Closed HashMap in Java / Scala

Very often, the performance bottleneck when using hash maps is the equals method. equals can be very expensive for deep data structures.

Please note that the following is about immutable hash maps. That way, at least you will never delete the key. I think adding keys should be fine.

Unsafe get

Suppose you request a hash map, being sure that it contains the requested key. Then, if there is no collision for a given key, the found single record can only be returned based on the hash hit, since it must be the requested object.

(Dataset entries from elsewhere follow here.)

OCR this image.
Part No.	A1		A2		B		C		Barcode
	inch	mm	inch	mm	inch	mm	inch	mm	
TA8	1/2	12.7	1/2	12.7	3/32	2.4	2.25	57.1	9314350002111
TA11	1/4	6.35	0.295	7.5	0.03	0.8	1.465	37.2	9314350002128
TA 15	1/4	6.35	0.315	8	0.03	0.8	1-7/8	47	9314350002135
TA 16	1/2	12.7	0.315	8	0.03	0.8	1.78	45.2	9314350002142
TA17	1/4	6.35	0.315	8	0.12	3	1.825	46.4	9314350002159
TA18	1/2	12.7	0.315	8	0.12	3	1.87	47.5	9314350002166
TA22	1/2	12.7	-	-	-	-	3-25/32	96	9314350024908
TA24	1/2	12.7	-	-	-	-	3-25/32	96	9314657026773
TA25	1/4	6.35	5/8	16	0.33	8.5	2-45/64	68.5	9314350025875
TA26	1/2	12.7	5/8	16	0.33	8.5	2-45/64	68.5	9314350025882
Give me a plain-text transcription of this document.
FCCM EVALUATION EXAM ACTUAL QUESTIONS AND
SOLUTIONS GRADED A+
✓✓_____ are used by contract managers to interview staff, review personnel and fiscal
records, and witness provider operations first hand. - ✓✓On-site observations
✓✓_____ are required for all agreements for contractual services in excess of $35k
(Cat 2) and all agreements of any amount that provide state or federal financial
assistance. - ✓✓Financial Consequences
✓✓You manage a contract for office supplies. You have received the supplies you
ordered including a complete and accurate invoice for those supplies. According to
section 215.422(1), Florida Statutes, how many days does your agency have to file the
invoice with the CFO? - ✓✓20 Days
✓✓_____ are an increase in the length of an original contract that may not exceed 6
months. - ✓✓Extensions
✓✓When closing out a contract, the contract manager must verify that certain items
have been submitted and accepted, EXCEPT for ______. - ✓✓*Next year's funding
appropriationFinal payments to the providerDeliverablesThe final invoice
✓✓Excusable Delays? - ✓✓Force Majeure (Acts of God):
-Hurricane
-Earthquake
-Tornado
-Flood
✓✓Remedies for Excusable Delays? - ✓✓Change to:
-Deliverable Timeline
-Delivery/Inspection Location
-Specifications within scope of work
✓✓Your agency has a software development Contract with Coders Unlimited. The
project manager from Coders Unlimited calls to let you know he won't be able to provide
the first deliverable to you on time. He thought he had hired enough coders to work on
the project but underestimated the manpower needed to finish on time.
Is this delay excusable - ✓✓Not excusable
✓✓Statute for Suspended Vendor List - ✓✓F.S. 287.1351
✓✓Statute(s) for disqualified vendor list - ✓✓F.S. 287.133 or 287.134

In most cases, you can avoid calling equals in get (in the absence of a collision).

Questions

  • What is the name of this concept?
  • Are there any hash map implementations for Java or Scala that support such an unsafe get operation?

Btw, I am open to suggestions on a better topic.

+4
source share
4 answers

What is the name of this concept?

Identity card. It will not call equals() when searching for items and just use an identifier (i.e. == ).

The correct solution is not to “correct” the map, but to use only the keys that use Object.equals() by default:

 public boolean equals( Object other ) { return this == other; } 

The problem is that finding elements on this map can be problematic if all the keys are not single. Therefore, you cannot use String , for example, because Java does not guarantee that all line instances are interned. The same is true for Integer : instances of <-128 and> 127 will be different.

But if you use your own optimized implementation for keys, you can solve this problem.

+7
source

Such a data structure does not exist, as far as I know, precisely because it is unsafe - there is no way to reliably encode your specific condition.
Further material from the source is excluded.